Well, well. The narrative has shifted since the Schumer/Pelosi deal.
(From The New York Times)
Now in the White House, President Trump demonstrated this past week that he still imagines himself a solitary cowboy as he abandoned Republican congressional leaders to forge a short-term fiscal deal with Democrats. Although elected as a Republican last year, Mr. Trump has shown in the nearly eight months in office that he is, in many ways, the first independent to hold the presidency since the advent of the current two-party system around the time of the Civil War.
In recent weeks, he has quarreled more with fellow Republicans than with the opposition, blasting congressional leaders on Twitter, ousting former party officials in his White House, embracing primary challenges to incumbent lawmakers who defied him and blaming Republican figures for not advancing his policy agenda. On Friday, he addressed discontent about his approach with a Twitter post that started, “Republicans, sorry,” as if he were not one of them, and said party leaders had a “death wish.”

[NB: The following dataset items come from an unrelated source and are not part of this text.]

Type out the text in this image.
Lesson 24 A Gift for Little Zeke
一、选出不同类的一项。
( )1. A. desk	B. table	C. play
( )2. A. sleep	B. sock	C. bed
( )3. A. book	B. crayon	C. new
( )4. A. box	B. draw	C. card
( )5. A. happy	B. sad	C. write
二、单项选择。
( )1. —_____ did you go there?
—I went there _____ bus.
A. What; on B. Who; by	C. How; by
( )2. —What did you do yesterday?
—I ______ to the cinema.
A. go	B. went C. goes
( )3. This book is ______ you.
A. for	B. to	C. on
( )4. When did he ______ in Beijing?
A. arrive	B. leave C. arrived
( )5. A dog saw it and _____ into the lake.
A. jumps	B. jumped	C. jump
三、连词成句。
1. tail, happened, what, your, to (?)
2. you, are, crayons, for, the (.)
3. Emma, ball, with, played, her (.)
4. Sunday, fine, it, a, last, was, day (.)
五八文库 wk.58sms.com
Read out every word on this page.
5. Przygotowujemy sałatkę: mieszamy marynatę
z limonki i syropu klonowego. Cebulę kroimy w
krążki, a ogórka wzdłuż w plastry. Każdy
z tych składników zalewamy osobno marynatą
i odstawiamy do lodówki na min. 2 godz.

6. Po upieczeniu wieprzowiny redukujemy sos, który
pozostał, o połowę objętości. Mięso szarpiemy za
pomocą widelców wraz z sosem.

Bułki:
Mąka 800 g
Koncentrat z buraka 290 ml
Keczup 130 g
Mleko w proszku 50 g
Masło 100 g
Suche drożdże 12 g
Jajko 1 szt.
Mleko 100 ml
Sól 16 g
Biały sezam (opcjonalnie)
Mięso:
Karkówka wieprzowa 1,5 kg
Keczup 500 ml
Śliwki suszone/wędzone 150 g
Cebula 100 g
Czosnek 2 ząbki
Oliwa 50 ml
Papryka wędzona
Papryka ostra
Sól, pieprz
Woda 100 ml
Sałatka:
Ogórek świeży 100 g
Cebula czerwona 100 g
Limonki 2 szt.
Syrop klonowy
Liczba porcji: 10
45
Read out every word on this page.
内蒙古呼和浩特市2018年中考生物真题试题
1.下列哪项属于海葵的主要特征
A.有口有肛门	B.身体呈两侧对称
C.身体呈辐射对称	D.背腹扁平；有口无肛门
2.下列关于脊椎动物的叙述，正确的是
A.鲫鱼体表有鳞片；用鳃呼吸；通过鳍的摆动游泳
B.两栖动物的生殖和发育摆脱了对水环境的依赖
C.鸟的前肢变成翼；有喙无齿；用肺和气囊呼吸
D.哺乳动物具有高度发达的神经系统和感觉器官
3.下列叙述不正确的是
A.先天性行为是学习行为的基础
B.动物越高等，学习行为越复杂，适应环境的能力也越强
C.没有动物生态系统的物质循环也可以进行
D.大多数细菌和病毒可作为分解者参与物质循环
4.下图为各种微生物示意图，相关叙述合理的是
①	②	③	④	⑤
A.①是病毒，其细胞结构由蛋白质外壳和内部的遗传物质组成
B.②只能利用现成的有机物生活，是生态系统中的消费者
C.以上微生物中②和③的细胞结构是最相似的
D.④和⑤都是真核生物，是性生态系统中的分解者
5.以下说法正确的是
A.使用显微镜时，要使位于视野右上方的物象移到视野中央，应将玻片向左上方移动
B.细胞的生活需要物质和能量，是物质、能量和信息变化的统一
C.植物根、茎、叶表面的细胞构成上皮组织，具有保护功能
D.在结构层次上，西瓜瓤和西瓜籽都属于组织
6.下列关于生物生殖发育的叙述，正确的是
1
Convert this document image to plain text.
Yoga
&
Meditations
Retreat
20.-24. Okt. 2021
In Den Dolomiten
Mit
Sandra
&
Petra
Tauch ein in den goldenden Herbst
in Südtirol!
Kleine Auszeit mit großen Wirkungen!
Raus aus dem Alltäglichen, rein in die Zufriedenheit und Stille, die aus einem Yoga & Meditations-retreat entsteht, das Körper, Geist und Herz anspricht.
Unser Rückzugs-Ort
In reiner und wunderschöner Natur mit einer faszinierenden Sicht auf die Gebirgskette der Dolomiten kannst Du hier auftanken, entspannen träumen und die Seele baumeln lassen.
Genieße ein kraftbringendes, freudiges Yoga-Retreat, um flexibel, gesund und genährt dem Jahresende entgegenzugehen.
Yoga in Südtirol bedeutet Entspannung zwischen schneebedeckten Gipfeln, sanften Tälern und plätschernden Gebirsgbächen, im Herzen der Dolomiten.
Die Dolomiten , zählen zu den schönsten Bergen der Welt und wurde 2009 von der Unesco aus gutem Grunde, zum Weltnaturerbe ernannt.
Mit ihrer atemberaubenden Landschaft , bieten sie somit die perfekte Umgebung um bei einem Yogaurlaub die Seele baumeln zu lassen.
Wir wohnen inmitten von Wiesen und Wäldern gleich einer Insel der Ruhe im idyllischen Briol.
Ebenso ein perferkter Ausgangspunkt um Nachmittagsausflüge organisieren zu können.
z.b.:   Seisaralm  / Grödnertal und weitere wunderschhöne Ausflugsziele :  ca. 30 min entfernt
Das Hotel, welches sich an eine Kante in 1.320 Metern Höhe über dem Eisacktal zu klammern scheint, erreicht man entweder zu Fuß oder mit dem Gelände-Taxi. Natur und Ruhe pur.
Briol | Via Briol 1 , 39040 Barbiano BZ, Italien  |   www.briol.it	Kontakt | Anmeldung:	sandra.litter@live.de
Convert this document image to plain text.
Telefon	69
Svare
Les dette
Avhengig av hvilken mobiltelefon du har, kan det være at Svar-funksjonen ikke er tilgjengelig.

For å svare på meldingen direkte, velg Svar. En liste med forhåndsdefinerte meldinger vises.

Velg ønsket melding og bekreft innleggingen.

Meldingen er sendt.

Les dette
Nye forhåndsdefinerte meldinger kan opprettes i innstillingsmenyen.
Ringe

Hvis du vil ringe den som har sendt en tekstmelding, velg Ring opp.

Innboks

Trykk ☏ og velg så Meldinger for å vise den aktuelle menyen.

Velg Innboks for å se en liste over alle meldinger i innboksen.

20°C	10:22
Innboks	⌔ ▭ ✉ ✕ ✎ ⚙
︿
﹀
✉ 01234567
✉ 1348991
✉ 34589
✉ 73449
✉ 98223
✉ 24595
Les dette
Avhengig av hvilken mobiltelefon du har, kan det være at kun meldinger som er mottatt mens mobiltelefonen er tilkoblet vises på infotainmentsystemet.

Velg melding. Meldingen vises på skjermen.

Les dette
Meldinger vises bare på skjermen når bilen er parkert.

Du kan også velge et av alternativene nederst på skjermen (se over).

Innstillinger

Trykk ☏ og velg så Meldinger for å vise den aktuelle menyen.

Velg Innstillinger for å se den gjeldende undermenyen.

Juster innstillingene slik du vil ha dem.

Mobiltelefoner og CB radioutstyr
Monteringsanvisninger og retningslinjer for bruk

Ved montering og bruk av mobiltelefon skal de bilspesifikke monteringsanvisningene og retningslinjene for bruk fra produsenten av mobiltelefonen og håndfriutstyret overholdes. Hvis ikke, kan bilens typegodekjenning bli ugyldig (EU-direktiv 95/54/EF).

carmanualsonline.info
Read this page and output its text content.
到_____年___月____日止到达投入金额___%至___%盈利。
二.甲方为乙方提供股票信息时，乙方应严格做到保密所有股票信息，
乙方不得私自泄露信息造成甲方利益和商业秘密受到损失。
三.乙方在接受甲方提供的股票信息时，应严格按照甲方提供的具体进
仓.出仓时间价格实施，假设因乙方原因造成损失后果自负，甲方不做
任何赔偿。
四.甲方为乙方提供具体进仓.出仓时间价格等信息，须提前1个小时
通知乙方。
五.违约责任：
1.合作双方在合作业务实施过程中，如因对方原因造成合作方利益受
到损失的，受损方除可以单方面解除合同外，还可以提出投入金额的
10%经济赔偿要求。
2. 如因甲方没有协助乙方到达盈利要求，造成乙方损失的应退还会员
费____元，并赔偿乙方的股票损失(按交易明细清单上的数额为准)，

While some conservatives complained about the apostasy of cutting deals with Senator Chuck Schumer of New York and Representative Nancy Pelosiof California, others applauded his assault on establishment Republican leaders like Speaker Paul D. Ryan of Wisconsin and Senator Mitch McConnell of Kentucky. By the week’s end, pundits speculated about whether Mr. Trump might seek re-election in 2020 as an independent.
I wouldn’t count on Trump running as independent. He has a strange leverage as long as he remains a “Republican.”